Chris - How did cricket actually make it into the official Olympic slate for 2028
Abhi - We sit with some decision makers, so we get to understand a little bit in the process, a very small aspect of it.
Every Olympics, they are asked for new sports to be added on to the Olympics and cricket has been on that list, trying to get added on to the Olympics for quite a while and it hasn't happened.
But the resurgence of cricket has happened under the newest format, T 20, over the last 15 years. This format started in 2007 in an official capacity by the International Cricket Council.
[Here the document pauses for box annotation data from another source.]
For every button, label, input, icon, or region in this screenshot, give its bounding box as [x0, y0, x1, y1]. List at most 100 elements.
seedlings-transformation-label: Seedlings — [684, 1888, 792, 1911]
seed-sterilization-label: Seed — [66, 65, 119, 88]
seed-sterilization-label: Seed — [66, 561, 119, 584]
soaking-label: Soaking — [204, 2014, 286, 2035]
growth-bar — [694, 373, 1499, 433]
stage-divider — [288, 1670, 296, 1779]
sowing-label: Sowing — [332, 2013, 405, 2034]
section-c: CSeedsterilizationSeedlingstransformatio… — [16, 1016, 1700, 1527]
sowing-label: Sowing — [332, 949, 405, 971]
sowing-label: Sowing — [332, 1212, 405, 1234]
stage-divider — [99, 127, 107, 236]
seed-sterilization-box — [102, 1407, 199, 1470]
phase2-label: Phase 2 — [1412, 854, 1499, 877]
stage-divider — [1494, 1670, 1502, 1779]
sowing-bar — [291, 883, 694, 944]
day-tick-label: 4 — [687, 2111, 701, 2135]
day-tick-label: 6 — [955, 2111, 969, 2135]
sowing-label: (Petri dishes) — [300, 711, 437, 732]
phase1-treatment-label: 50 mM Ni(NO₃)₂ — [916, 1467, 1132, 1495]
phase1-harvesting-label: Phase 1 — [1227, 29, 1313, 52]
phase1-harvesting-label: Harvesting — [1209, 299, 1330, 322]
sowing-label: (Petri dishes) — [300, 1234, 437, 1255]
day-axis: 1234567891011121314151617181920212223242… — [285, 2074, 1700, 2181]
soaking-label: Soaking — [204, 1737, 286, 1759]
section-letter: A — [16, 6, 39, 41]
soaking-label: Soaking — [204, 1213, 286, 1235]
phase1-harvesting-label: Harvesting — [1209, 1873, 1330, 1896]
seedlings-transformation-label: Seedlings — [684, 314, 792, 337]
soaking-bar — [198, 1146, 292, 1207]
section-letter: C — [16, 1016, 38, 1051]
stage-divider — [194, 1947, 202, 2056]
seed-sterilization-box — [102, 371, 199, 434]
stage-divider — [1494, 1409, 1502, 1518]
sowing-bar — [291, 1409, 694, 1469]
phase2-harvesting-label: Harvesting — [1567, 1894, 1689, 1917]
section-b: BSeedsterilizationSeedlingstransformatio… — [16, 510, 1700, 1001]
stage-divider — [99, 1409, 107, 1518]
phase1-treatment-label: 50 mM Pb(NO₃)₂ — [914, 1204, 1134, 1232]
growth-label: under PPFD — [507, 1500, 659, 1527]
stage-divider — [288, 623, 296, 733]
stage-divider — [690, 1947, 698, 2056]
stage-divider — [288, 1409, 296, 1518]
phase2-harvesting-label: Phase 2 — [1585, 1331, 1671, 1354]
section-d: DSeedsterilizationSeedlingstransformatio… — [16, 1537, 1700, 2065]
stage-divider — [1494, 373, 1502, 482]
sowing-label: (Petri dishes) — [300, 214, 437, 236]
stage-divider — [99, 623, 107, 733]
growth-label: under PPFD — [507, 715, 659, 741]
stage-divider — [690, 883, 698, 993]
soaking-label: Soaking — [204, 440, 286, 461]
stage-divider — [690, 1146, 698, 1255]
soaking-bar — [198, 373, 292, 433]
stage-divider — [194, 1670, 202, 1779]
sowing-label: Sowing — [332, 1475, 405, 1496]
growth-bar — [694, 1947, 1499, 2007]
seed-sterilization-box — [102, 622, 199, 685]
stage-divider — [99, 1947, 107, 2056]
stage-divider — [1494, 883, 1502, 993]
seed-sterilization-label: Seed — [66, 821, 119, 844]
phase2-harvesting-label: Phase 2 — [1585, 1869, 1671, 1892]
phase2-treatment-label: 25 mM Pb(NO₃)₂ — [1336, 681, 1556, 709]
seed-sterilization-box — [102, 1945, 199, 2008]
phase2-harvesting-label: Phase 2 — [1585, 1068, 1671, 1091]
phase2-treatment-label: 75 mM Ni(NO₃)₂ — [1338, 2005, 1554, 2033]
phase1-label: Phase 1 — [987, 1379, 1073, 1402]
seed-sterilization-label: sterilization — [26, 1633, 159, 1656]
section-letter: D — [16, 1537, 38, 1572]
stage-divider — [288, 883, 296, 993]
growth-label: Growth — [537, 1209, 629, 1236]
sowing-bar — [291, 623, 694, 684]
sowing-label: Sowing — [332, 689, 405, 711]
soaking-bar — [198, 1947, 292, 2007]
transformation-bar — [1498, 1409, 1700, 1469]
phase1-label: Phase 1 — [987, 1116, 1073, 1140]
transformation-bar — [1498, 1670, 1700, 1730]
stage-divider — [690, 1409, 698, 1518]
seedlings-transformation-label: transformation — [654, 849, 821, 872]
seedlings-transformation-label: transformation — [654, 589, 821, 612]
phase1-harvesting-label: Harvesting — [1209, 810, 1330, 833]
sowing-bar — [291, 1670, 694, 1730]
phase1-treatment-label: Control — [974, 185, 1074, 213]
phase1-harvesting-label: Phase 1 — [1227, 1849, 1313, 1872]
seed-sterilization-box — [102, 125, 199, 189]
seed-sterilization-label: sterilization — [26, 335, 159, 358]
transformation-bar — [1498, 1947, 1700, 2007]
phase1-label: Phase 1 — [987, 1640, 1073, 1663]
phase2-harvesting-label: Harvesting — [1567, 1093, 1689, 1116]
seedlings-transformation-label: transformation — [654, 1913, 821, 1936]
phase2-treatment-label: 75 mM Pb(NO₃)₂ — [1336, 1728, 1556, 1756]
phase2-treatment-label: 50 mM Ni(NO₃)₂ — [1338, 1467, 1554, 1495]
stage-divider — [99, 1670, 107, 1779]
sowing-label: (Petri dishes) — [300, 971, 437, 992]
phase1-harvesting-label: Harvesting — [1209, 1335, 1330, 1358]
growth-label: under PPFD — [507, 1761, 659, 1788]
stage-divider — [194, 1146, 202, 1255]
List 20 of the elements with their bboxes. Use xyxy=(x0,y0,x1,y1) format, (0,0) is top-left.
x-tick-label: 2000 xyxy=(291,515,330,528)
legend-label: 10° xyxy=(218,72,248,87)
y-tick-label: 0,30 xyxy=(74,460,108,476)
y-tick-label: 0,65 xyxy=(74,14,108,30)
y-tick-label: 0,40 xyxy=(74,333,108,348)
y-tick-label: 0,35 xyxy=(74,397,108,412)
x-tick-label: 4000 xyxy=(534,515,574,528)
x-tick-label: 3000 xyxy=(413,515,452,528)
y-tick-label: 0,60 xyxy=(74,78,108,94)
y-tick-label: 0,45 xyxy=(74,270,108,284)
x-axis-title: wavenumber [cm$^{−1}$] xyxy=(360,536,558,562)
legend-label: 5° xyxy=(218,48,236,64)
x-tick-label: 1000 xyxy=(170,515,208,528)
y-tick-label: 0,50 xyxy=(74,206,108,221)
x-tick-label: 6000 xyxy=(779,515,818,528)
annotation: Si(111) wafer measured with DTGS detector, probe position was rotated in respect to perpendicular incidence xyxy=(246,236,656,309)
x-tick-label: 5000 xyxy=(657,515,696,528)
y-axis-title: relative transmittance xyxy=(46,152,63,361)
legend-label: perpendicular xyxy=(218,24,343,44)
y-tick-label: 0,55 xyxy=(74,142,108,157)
Now this is 2028 that we're talking about. So within 19 years of the format starting the sport will actually make it to the Olympics. I think that's the biggest change after this format came along, where not only the volume of participants across the already playing nations has increased ginormously, but also the volume of the associate and the not so known nations that were just emerging in the cricketing world had also skyrocketed quite a lot. Because of the duration of the game, the smaller impact in terms of time taken away, etc, as well as the benefits of getting the community together towards a cricket game that everyone can enjoy.
Now, when the Olympics set up a committee, we have a few individuals that are from Los Angeles that went to basically bat for the sport for a long period. Only in October of 2023 is when we got the final confirmation that the sport will be included.
You've got to understand that this is a crazy and almost insane idea, that the Olympics said yes to cricket in 2028 in Los Angeles, with zero infrastructure that is required to set up an Olympic event. That was the biggest challenge and hurdle that the Olympic Committee, the forward committee trying to Present cricket, has had over the last 15 years. Over the last six, seven years they've been trying to court the IOC to get cricket into LA 2028 and that's been the biggest hurdle that has been addressed with the Fairplex. But even so, you've got to think that there must have been a lot of trust and faith in all these individuals to be able to get cricket here.
We're still talking about what, two and a half years away, and their stadium still has to be built.
Chris - So what was your organization's reaction when Cricket was officially included?
Abhi - Not just our organization's reaction, but the cricketing world's reaction, all over, has been one of just gratitude that we are going to be seeing this…the sport that is played at such a large volume. It’s the number two sport in the world, back in the Olympics. Yeah, you could say it was played in the 1900s but we're not going to go back all the way over there. We're going to treat this as a T 20 format of cricket that's coming in, a fresh game. And everyone's excited about it, especially the kids who have started taking up the game. Looking at their legends of the new era with this new format that have just taken over the skies for the sport.
Chris - Are you guys in communication with Pomona on the Fairplex about getting cricket programming off the ground? In the meantime, I know you said there's no stadium yet, but getting towards that, and getting towards exhibitions and other programs that get people and their kids out and interested.
Abhi - We were just talking to them about all of this not too long ago this weekend at the MLC games in Oakland. But yeah, there are a lot of plans. I'm not quite at liberty to discuss too much about this, but there's definitely a roadmap that includes not only the Fairplex, but the Olympics, the ICC USA cricket, as well as MLC. These are all entities that are involved one way or another, to the utilization of this venue, as well as the opportunity to grow the game with the help of this event not just locally in Los Angeles, but all over the US.
Chris - Abhi, thanks so much for joining us on SGVConnect.